OpenAI’s internal documents predict $14 billion loss in 2026 according to report

Internal OpenAI documents predict the AI specialist is set to bleed fully $14 billion in losses for 2026 according to a new report. It’s also claimed that OpenAI will continue to make huge losses totalling $44 billion until 2029, when it won’t just turn a profit, but will by then be generating Nvidia-style revenues.

A new report from The Information claims to have seen internal OpenAI documents setting out various financial performance projections.

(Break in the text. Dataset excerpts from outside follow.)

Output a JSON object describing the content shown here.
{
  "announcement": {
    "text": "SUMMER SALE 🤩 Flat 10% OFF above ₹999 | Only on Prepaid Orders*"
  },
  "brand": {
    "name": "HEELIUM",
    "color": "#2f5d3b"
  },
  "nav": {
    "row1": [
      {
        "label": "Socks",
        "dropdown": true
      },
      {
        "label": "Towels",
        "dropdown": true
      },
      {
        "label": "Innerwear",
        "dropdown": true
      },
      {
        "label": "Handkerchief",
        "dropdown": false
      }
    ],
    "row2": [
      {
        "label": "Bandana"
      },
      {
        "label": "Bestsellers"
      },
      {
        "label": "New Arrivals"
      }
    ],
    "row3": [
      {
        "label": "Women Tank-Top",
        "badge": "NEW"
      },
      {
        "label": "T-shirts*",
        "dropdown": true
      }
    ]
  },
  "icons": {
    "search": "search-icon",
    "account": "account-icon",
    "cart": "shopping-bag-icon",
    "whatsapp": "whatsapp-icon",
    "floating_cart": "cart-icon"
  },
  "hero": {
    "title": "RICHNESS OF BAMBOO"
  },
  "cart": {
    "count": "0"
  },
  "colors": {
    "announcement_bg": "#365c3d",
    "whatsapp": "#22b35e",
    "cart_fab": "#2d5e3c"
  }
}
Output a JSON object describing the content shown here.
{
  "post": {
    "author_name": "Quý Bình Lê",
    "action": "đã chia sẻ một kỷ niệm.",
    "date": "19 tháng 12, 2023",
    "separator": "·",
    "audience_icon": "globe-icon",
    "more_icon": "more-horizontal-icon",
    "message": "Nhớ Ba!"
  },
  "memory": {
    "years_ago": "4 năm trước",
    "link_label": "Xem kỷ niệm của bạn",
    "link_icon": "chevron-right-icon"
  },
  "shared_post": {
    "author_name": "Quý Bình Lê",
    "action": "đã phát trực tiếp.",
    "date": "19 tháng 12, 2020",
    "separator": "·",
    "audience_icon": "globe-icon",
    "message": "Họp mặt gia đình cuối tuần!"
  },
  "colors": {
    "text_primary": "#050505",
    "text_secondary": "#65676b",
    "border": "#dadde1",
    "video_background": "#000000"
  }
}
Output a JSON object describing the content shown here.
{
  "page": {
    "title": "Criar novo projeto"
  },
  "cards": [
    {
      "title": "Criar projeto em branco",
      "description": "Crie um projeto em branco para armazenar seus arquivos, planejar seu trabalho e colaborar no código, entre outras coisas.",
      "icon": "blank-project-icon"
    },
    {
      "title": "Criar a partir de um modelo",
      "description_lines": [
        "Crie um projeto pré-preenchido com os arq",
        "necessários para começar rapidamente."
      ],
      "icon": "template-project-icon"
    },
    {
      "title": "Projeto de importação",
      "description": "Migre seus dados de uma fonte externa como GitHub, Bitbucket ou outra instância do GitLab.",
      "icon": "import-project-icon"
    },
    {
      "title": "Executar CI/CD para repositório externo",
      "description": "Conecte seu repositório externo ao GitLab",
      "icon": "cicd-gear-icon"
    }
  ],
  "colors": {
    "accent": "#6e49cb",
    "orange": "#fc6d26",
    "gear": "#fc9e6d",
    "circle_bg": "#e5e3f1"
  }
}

That $14 billion loss for 2026 is said to be roughly three times worse than early estimates for 2025.

Over the 2023 through end of 2028 period, the report claims OpenAI expects to lose $44 billion, before turning a profit of $14 billion in 2029. Somewhat incongruously, The Information also says that OpenAI’s cash burn is not as bad as previously thought, with the company tearing through a mere $340 million in the first half of the most recent financial year. How that squares with overall losses counted in multiple billions isn’t explained.

The report further claims that OpenAI plans to spend an astonishing $200 billion through the end of the decade, 60% to 80% of which will be spent on training and running AI models.

So, how does OpenAI eventually make money? The reports says internal forecasts predict the for-profit part of OpenAI will hit $100 billion in annual revenues in 2029, up from an estimated $4 billion in 2025.

At this point, the numbers are getting silly. So, let’s put that $100 billion in revenue into context. In 2025, Nvidia had revenues of around $130 billion as a consequence of holding a near-total monopoly over perhaps the largest tech hardware boom in human history. And OpenAI is expecting to more or less match that in about four years. Uh huh.

Images of Nvidia's Blackwell GPU from GTC.

OpenAI will be making Nvidia-style money by 2029, if you can believe it. (Image credit: Nvidia)

The revenue split for that $100 billion is said to be just over 50% from ChatGPT, roughly 20% from sales of AI models to developers through APIs and another 20% or so from “other products”, which include video generation, search and mooted new services including AI research assistants.

It’s also thought that the cost of inference, which is running AI models as opposed to training them, is coming down fast. Intriguingly, OpenAI expects to spend less on acquiring training data, too. That’s forecast to cost $500 million this year, but taper down to $200 million annually towards the end of the decade.

Exactly what that says about how OpenAI trains its new models and what data it uses isn’t clear. But it could suggest a move to more recursive training on AI-generated data.

Anywho, all one can say for sure is that a huge amount of money is involved. Whether OpenAI will come good financially—or for the human race, generally—well, that’s a totally different matter.